Although all are actually woodblock prints, this traditional negative-image printing style is called 石摺(り), ishi-zuri
, lit. 'stone rubbing', from its superficial resemblance to that technique.
Rakusan called this series
篁子生石摺画選, Koushisei Ishizuri Gasen
, lit. 'Koushisei's Stone-rubbing Print Selection', but it is usually called here the Fan Series
Rakusan arranged the Fan Series prints into shared-subject groups typically consisting of one design in each of five different fan silhouette shapes.
Each of these groups of Fan Series designs are united by a corresponding polychrome 36 Series design which defines the subject.
Each shared-subject Fan Series group and its 36 Series design together comprise a theme (画題, gadai).
Rakusan did not include the Fan Series in his main sequence numbering.
Therefore, the original number used for each of the 36 Series prints has been modified to identify the Fan Series members of its theme.
The five different fan silhouette shapes have been here assigned arbitrary numbers 1 through 5.
To indicate a fan design these shape designations are added to the 36 Series number separated by a hyphen.
114-2 is the Fan Series design with fan shape 2 in the 114 Ivy theme.
Like all other designs in this series, 114-2 was only produced in a single print run, and few copies are currently documented.
The 114 Ivy
theme is one of the many entirely regular themes represented by a complete fan quintet and a color woodblock print.
The Fan Series
prints of the 114 Ivy
theme were distributed in mid 1934 in installment five (of twelve).
The delivery documents for installment five remain to be discovered, but its delivery month was either July or August 1934.
The woodblock prints would have been printed earlier in the same month as their distribution.
In the preview announcement on the installment four folio, Rakusan used 蔦, tsuta
, 'ivy' as the title for this theme, and that is also the name used here.
The individual designs in the 114 Ivy theme were completed in at least two stages.
Three of the five fan designs (including 114-2) have seal C which indicates a carving date during the first half of 1934.
The other two fan designs and the 36 Series design 114 have seal B which indicates a later carving period closer to the time of publication.
At least some of these ivy designs were adapted from sketches originally created in the late 1920s for design 17 of the earlier 100 Series (see below).
The composition of 114-2 includes a single shoot of ivy extending across a section of planking.
At upper left is a field cricket.
The orientation of the surface of the planks is uncertain, and it could be either horizontal (as with flooring) or vertical (as with a house wall or fence).
The different patternings of the wood grain show that there are two planks which meet at a straight vertical seam near the middle of the composition.

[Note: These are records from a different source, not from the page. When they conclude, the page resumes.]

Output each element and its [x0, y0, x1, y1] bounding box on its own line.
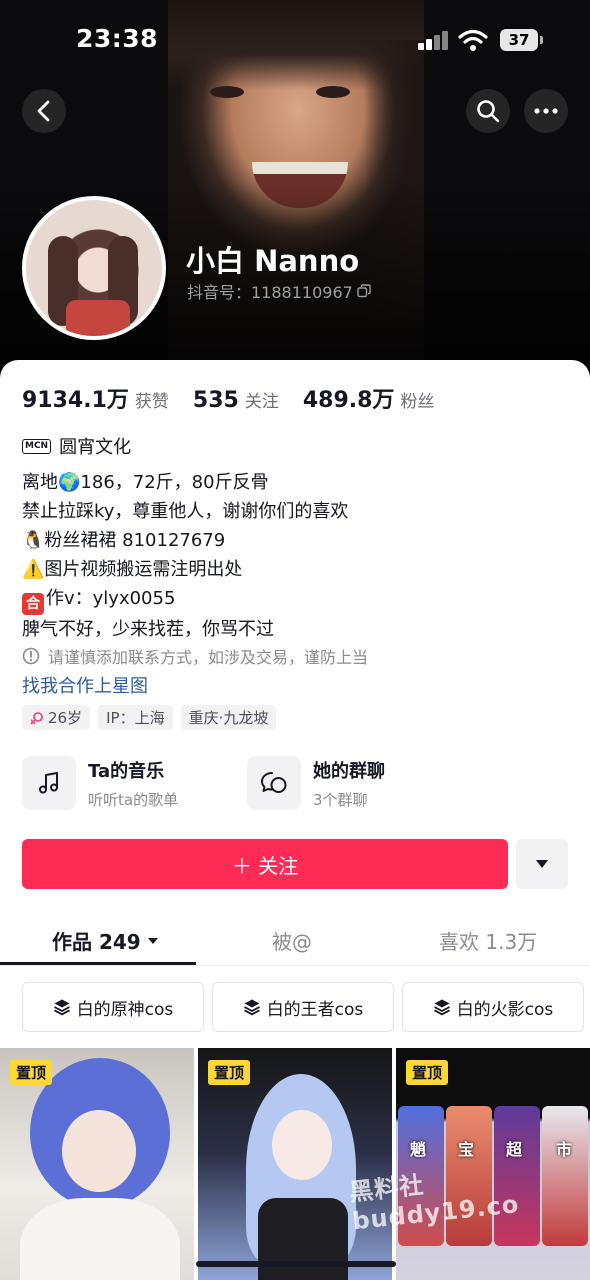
stat-followers[interactable]: 489.8万 粉丝: [303, 382, 435, 414]
tab-works[interactable]: 作品 249: [52, 926, 159, 955]
stat-likes: 9134.1万 获赞: [22, 382, 169, 414]
battery-icon: 37: [500, 29, 543, 51]
avatar[interactable]: [22, 196, 166, 340]
profile-nickname: 小白 Nanno: [186, 244, 360, 278]
home-indicator: [196, 1261, 396, 1267]
collection-label: 白的王者cos: [266, 999, 364, 1020]
stat-label: 关注: [244, 392, 279, 412]
stat-value: 9134.1万: [22, 388, 129, 413]
back-button[interactable]: [22, 89, 66, 133]
video-grid: 置顶 置顶 魈 宝 超 市 置顶 黑料社 buddy19.co: [0, 1048, 590, 1280]
tab-mentioned[interactable]: 被@: [272, 926, 312, 955]
chevron-left-icon: [37, 100, 50, 122]
caret-down-icon: [536, 860, 548, 868]
pinned-badge: 置顶: [10, 1060, 53, 1085]
collections-row: 白的原神cos 白的王者cos 白的火影cos: [22, 982, 584, 1032]
group-card-subtitle: 3个群聊: [313, 790, 368, 809]
star-map-link[interactable]: 找我合作上星图: [22, 672, 148, 698]
bio: 离地🌍186，72斤，80斤反骨 禁止拉踩ky，尊重他人，谢谢你们的喜欢 🐧粉丝…: [22, 468, 348, 644]
tab-likes[interactable]: 喜欢 1.3万: [439, 926, 537, 955]
search-icon: [477, 100, 500, 123]
ip-tag: IP：上海: [98, 705, 173, 730]
mcn-icon: MCN: [22, 438, 52, 454]
bio-line: 离地🌍186，72斤，80斤反骨: [22, 472, 269, 493]
pinned-badge: 置顶: [208, 1060, 251, 1085]
video-thumbnail[interactable]: 置顶: [0, 1048, 194, 1280]
wifi-icon: [458, 29, 488, 51]
content-tabs: 作品 249 被@ 喜欢 1.3万: [0, 916, 590, 966]
more-dots-icon: [534, 108, 558, 114]
account-id-text: 抖音号：1188110967: [187, 283, 353, 302]
group-chat-card[interactable]: 她的群聊 3个群聊: [247, 756, 385, 810]
layers-icon: [433, 999, 450, 1016]
stat-label: 获赞: [134, 392, 169, 412]
copy-icon[interactable]: [357, 284, 371, 298]
account-id: 抖音号：1188110967: [187, 279, 371, 303]
profile-sheet: 9134.1万 获赞 535 关注 489.8万 粉丝 MCN 圆宵文化 离地🌍…: [0, 360, 590, 1280]
recommend-dropdown-button[interactable]: [516, 839, 568, 889]
mcn-name: 圆宵文化: [59, 437, 132, 458]
thumb-label: 宝: [458, 1140, 475, 1159]
tab-indicator: [0, 962, 196, 965]
collection-label: 白的火影cos: [456, 999, 554, 1020]
age-tag: 26岁: [22, 705, 91, 730]
pinned-badge: 置顶: [406, 1060, 449, 1085]
layers-icon: [53, 999, 70, 1016]
chat-bubbles-icon: [247, 756, 301, 810]
bio-line-text: 作v：ylyx0055: [46, 588, 176, 609]
thumb-label: 魈: [410, 1140, 427, 1159]
music-card[interactable]: Ta的音乐 听听ta的歌单: [22, 756, 178, 810]
follow-button[interactable]: ＋ 关注: [22, 839, 508, 889]
tab-works-label: 作品 249: [52, 930, 141, 954]
search-button[interactable]: [466, 89, 510, 133]
collection-item[interactable]: 白的原神cos: [22, 982, 204, 1032]
music-card-title: Ta的音乐: [88, 760, 165, 782]
collection-item[interactable]: 白的王者cos: [212, 982, 394, 1032]
profile-tags: 26岁 IP：上海 重庆·九龙坡: [22, 705, 277, 730]
status-time: 23:38: [76, 24, 159, 53]
collection-item[interactable]: 白的火影cos: [402, 982, 584, 1032]
music-card-subtitle: 听听ta的歌单: [88, 790, 179, 809]
signal-icon: [418, 30, 452, 50]
feature-cards: Ta的音乐 听听ta的歌单 她的群聊 3个群聊: [22, 756, 568, 812]
collection-label: 白的原神cos: [76, 999, 174, 1020]
bio-line: ⚠️图片视频搬运需注明出处: [22, 559, 243, 580]
mcn-agency[interactable]: MCN 圆宵文化: [22, 433, 131, 459]
stats-row: 9134.1万 获赞 535 关注 489.8万 粉丝: [22, 382, 458, 414]
status-bar: 23:38 37: [0, 0, 590, 80]
contact-warning: 请谨慎添加联系方式，如涉及交易，谨防上当: [22, 644, 368, 668]
contact-warning-text: 请谨慎添加联系方式，如涉及交易，谨防上当: [48, 648, 369, 667]
music-icon: [22, 756, 76, 810]
stat-following[interactable]: 535 关注: [193, 387, 279, 413]
stat-value: 535: [192, 388, 239, 413]
more-button[interactable]: [524, 89, 568, 133]
stat-value: 489.8万: [302, 388, 395, 413]
video-thumbnail[interactable]: 置顶: [198, 1048, 392, 1280]
layers-icon: [243, 999, 260, 1016]
bio-line: 脾气不好，少来找茬，你骂不过: [22, 619, 274, 640]
group-card-title: 她的群聊: [313, 760, 385, 782]
bio-line: 🐧粉丝裙裙 810127679: [22, 530, 226, 551]
location-tag: 重庆·九龙坡: [180, 705, 277, 730]
age-text: 26岁: [48, 709, 83, 727]
bio-line: 禁止拉踩ky，尊重他人，谢谢你们的喜欢: [22, 501, 349, 522]
female-icon: [30, 711, 43, 724]
stat-label: 粉丝: [400, 392, 435, 412]
bio-line: 合作v：ylyx0055: [22, 584, 348, 615]
info-icon: [22, 647, 40, 665]
caret-down-icon: [147, 937, 158, 944]
cooperation-icon: 合: [22, 593, 44, 615]
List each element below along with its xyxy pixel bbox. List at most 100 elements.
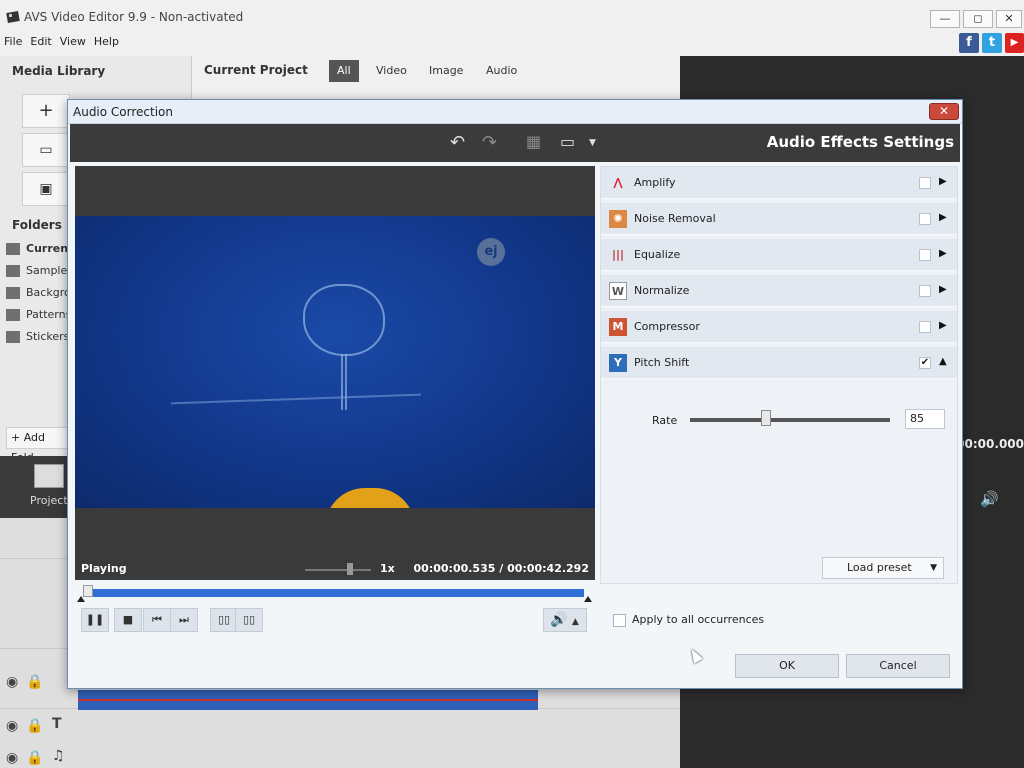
- eye-icon[interactable]: ◉: [6, 718, 18, 734]
- tab-audio[interactable]: Audio: [478, 60, 525, 82]
- media-library-title: Media Library: [12, 64, 106, 78]
- lock-icon[interactable]: 🔒: [26, 674, 43, 690]
- channel-logo: ej: [477, 238, 505, 266]
- expand-arrow-icon[interactable]: ▶: [939, 212, 947, 223]
- audio-effects-panel: ⋀ Amplify ▶ ✺ Noise Removal ▶ ||| Equali…: [600, 166, 958, 584]
- folder-label: Samples: [26, 264, 73, 277]
- effect-checkbox[interactable]: [919, 249, 931, 261]
- folder-icon: [6, 265, 20, 277]
- dialog-close-button[interactable]: ✕: [929, 103, 959, 120]
- equalize-icon: |||: [611, 248, 625, 261]
- effect-checkbox[interactable]: [919, 177, 931, 189]
- menu-edit[interactable]: Edit: [26, 34, 55, 50]
- load-preset-dropdown[interactable]: Load preset ▼: [822, 557, 944, 579]
- lock-icon[interactable]: 🔒: [26, 750, 43, 766]
- stop-button[interactable]: ■: [114, 608, 142, 632]
- expand-arrow-icon[interactable]: ▶: [939, 320, 947, 331]
- timeline-track: [0, 708, 680, 738]
- app-titlebar: AVS Video Editor 9.9 - Non-activated — ◻…: [0, 0, 1024, 36]
- expand-arrow-icon[interactable]: ▶: [939, 284, 947, 295]
- folder-item[interactable]: Samples: [6, 264, 73, 284]
- menu-help[interactable]: Help: [90, 34, 123, 50]
- minimize-button[interactable]: —: [930, 10, 960, 28]
- progress-thumb[interactable]: [83, 585, 93, 597]
- add-folder-button[interactable]: + Add Fold: [6, 427, 70, 464]
- grid-icon[interactable]: ▦: [526, 132, 541, 151]
- youtube-icon[interactable]: ▶: [1005, 33, 1024, 53]
- add-media-button[interactable]: +: [22, 94, 70, 128]
- effect-row-amplify[interactable]: ⋀ Amplify ▶: [601, 167, 957, 199]
- dialog-title: Audio Correction: [73, 105, 174, 119]
- effect-row-pitch-shift[interactable]: Y Pitch Shift ✔ ▲: [601, 347, 957, 379]
- drawn-ground-line: [171, 393, 421, 407]
- effect-row-compressor[interactable]: M Compressor ▶: [601, 311, 957, 343]
- speed-slider-thumb[interactable]: [347, 563, 353, 575]
- volume-button[interactable]: 🔊 ▲: [543, 608, 587, 632]
- video-status-bar: Playing 1x 00:00:00.535 / 00:00:42.292: [75, 558, 595, 580]
- video-frame: ej: [75, 216, 595, 508]
- dialog-toolbar: ↶ ↷ ▦ ▭ ▼ Audio Effects Settings: [70, 124, 960, 162]
- progress-bar[interactable]: [84, 589, 584, 597]
- menu-view[interactable]: View: [56, 34, 90, 50]
- redo-icon[interactable]: ↷: [482, 132, 497, 153]
- speed-slider-track[interactable]: [305, 569, 371, 571]
- close-button[interactable]: ✕: [996, 10, 1022, 28]
- effect-checkbox-checked[interactable]: ✔: [919, 357, 931, 369]
- next-button[interactable]: ⏭: [170, 608, 198, 632]
- capture-screen-button[interactable]: ▣: [22, 172, 70, 206]
- clapper-icon[interactable]: [34, 464, 64, 488]
- undo-icon[interactable]: ↶: [450, 132, 465, 153]
- progress-end-marker: [584, 596, 592, 602]
- time-separator: /: [499, 562, 504, 575]
- playback-progress[interactable]: [77, 585, 592, 602]
- capture-video-button[interactable]: ▭: [22, 133, 70, 167]
- effect-checkbox[interactable]: [919, 321, 931, 333]
- facebook-icon[interactable]: f: [959, 33, 979, 53]
- cancel-button[interactable]: Cancel: [846, 654, 950, 678]
- effect-checkbox[interactable]: [919, 285, 931, 297]
- folder-label: Backgro: [26, 286, 71, 299]
- expand-arrow-icon[interactable]: ▶: [939, 176, 947, 187]
- effect-row-noise-removal[interactable]: ✺ Noise Removal ▶: [601, 203, 957, 235]
- tab-all[interactable]: All: [329, 60, 359, 82]
- playback-speed: 1x: [380, 562, 395, 575]
- apply-to-all-checkbox[interactable]: Apply to all occurrences: [613, 613, 764, 627]
- folder-item[interactable]: Curren: [6, 242, 68, 262]
- monitor-dropdown-icon[interactable]: ▼: [589, 138, 596, 148]
- current-project-title: Current Project: [204, 63, 308, 77]
- chevron-down-icon: ▼: [930, 563, 937, 573]
- preview-volume-icon[interactable]: 🔊: [980, 490, 999, 508]
- eye-icon[interactable]: ◉: [6, 750, 18, 766]
- app-logo-icon: [6, 10, 20, 24]
- tab-video[interactable]: Video: [368, 60, 415, 82]
- rate-value-field[interactable]: 85: [905, 409, 945, 429]
- folder-label: Curren: [26, 242, 69, 255]
- effect-row-equalize[interactable]: ||| Equalize ▶: [601, 239, 957, 271]
- previous-button[interactable]: ⏮: [143, 608, 171, 632]
- collapse-arrow-icon[interactable]: ▲: [939, 356, 947, 367]
- checkbox-box[interactable]: [613, 613, 626, 627]
- rate-slider-track[interactable]: [690, 418, 890, 422]
- menu-file[interactable]: File: [0, 34, 26, 50]
- tab-image[interactable]: Image: [421, 60, 471, 82]
- effect-row-normalize[interactable]: W Normalize ▶: [601, 275, 957, 307]
- mark-out-button[interactable]: ▯▯: [235, 608, 263, 632]
- ok-button[interactable]: OK: [735, 654, 839, 678]
- app-title: AVS Video Editor 9.9 - Non-activated: [24, 10, 244, 24]
- folder-item[interactable]: Stickers: [6, 330, 69, 350]
- folder-item[interactable]: Backgro: [6, 286, 71, 306]
- time-total: 00:00:42.292: [507, 562, 589, 575]
- mark-in-button[interactable]: ▯▯: [210, 608, 238, 632]
- expand-arrow-icon[interactable]: ▶: [939, 248, 947, 259]
- maximize-button[interactable]: ◻: [963, 10, 993, 28]
- pause-button[interactable]: ❚❚: [81, 608, 109, 632]
- rate-slider-thumb[interactable]: [761, 410, 771, 426]
- twitter-icon[interactable]: t: [982, 33, 1002, 53]
- audio-correction-dialog: Audio Correction ✕ ↶ ↷ ▦ ▭ ▼ Audio Effec…: [67, 99, 963, 689]
- eye-icon[interactable]: ◉: [6, 674, 18, 690]
- monitor-icon[interactable]: ▭: [560, 132, 575, 151]
- effect-checkbox[interactable]: [919, 213, 931, 225]
- folder-item[interactable]: Patterns: [6, 308, 71, 328]
- audio-waveform[interactable]: [78, 690, 538, 710]
- lock-icon[interactable]: 🔒: [26, 718, 43, 734]
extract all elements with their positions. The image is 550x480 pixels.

There is a knothole at lower left in the left plank.
The ivy and planking are rendered as a rather simple line drawing which works equally well viewed as ishizuri or as the original. However, the cricket has finer details which make identification possible, and is correctly dark colored only in the original sketch.
The woodblock print of 114-2 was modeled closely on an actual-size original sumi sketch which although lost can be reconstructed by digitally reversing the image of the woodblock print:
114-2 as originally drawn (reconstruction)
Japanese Ivy (Japanese Creeper, Boston Ivy, Grape Ivy), Parthenocissus tricuspidata
, 蔦, つた, ツタ, tsuta
, is a familiar Asian native vine now widely planted around the world.
Although all of the 114 Ivy
theme designs may be this species, some representations are so sketchy that they could equally represent other species of ivy.
The general name for any field (or garden) cricket (family Gryllidae) is 蟋蟀, こおろぎ, コオロギ, koorogi, 'cricket'. The species illustrated in 114-2 is probably Oriental Garden Cricket (Emma Field Cricket), Teleogryllus emma, 閻魔蟋蟀, えんまこおろぎ, エンマコオロギ, en-ma koorogi, lit. 'town-witch cricket'.